Ô que saudade quando o Guerrêro partiu / quando seguiu dessa zona ispiciá / eu vou deixá tanta morena bonita / que meu coração parpita mas eu não posso levá.”
Na natureza selvagem de Belém, a construção da pólis e seu mundo artificial se faz sob os auspícios da Potnia Theron (Rainha dos Animais), Magna Mater (Grande mãe), Rainha da Amazônia:
“Mulher revestida de sol / A lua debaixo de seus pés / E na cabeça uma coroa / Nossa rainha / Enviai o vosso espírito e tudo será criado / E renovareis a face da terra”.
Em Alagoas, nas águas doces que se entregam ao mar, a Grande mãe também apresenta-se:
“A rainha do Guerreiro / a rainha da nação / fazendo entusiasmo / devagá pisa no chão.

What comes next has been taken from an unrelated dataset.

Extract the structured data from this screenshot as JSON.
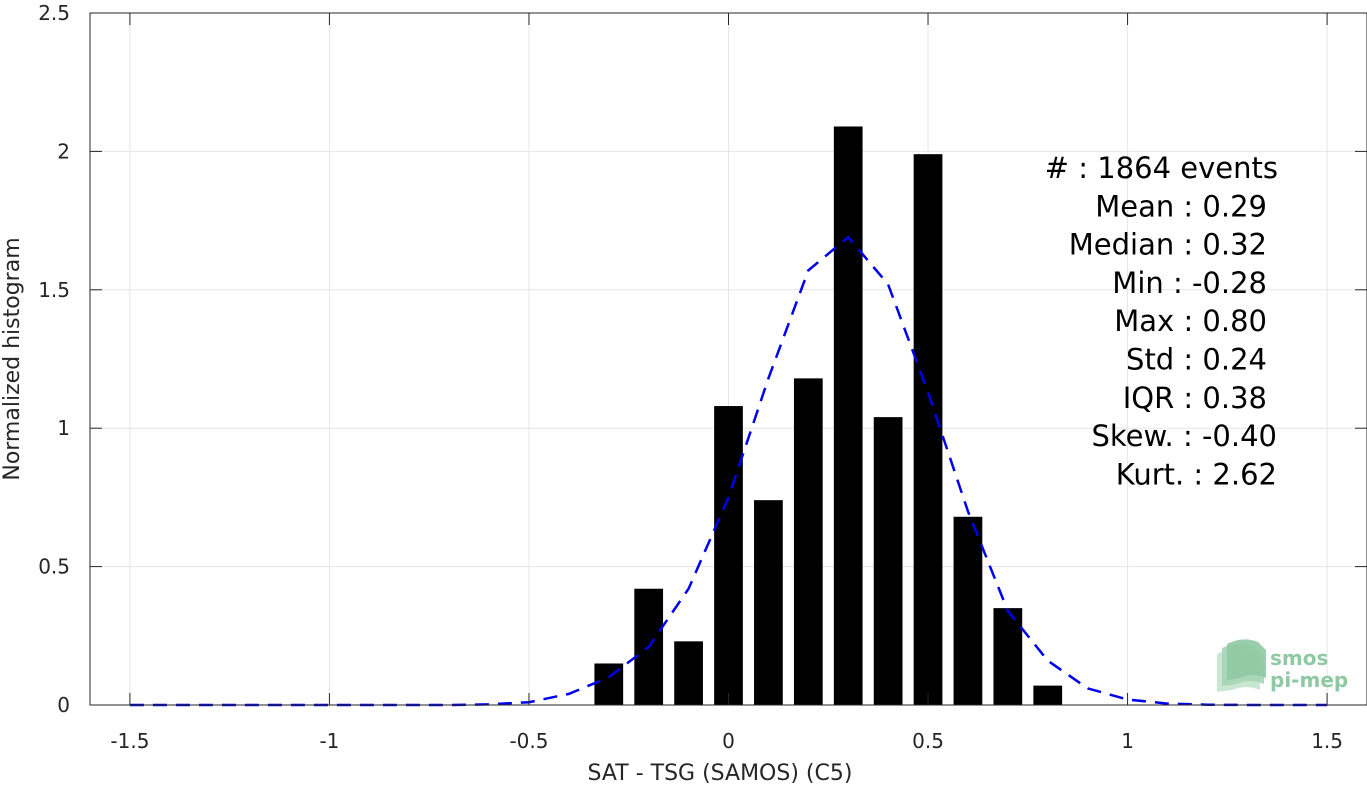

Eu sou uma Barbuleta / que venho de Maceió / dançando no mei’ da sala / fazendo meus caracó. Viva a Lira, viva a Estrela de Ouro / viva a nossa Barbuleta e a Rainha Imperiá / Olê, olá, viva nosso Índio Peri / que é dono deste arraiá.”
Nas promessas do Círio e nos chapéus dos mestres e embaixadores do Guerreiro as formas arquitetônicas que se apresentam nas cidades concretas são reinventadas, e tais objetos dialogam tanto com a memória de fazeres de outrora, quanto com o desejo vivo que move os fazeres de hoje, com vistas a outras cidades. No gestual de promesseiros e brincantes as representações da arquitetura evidenciam suas raízes em arcaicas tradições de oferendas às divindades femininas da Bacia do Mediterrâneo, desdobradas em costumes cristãos medievais, depois dispersas nas costas africanas e no novo mundo, onde transformaram-se, alternando sobrevivências, esquecimentos e invenções. No contexto urbano de Belém, e nos vários núcleos urbanos de Alagoas, as possíveis interações entre arquiteturas reais e imaginárias ampliam os entendimentos da casa, do espaço urbano, do fazer construtivo e da paisagem a um universo de expressões múltiplas, singulares, originais onde reafirma-se a primordial “dimensão poética das técnicas”: como toda ação que promove a passagem do não-ser ao ser. Interessa a este pesquisa investigar tal dimensão poética, comparativamente, nas duas condições particulares mencionadas, no Pará e em Alagoas. Para tanto, há que se considerar as interações históricas e contemporâneas que articulam a arquitetura real e a arquitetura imaginária em modelos arquitetônicos tridimensionais.
Até o momento, nos estudos que compõe as referências bibliográficas sobre o tema, as particularidades dos promesseiros do Círio foram tratadas como expressões folclóricas, restristas ao âmbito de festividades católicas dedicadas à virgem, com ênfase nos aspectos religiosos e históricos locais. Assim como o Guerreiro também em sido estudado, predominantemente, sob o enfoque do folclore com ênfase em suas dimensões musicais e coreográficas.
Esta pesquisa se propõe a aprofundar as investigações iniciadas em 2010 (CNPq 400554/2010-0) trazendo para o primeiro plano de interesse a realização de estudos aprofundados e comparativos quanto às interações entre arquiteturas reais e imaginário arquitetônico. Para tanto, a fotografia e o vídeo, continuarão a ser os principais meios empregados buscando reconhecer, na visualidade dos fenômenos, a permanência dinâmica de formas artísticas tradicionais que afloram renovadas, vivas, em movimento, no Brasil de hoje.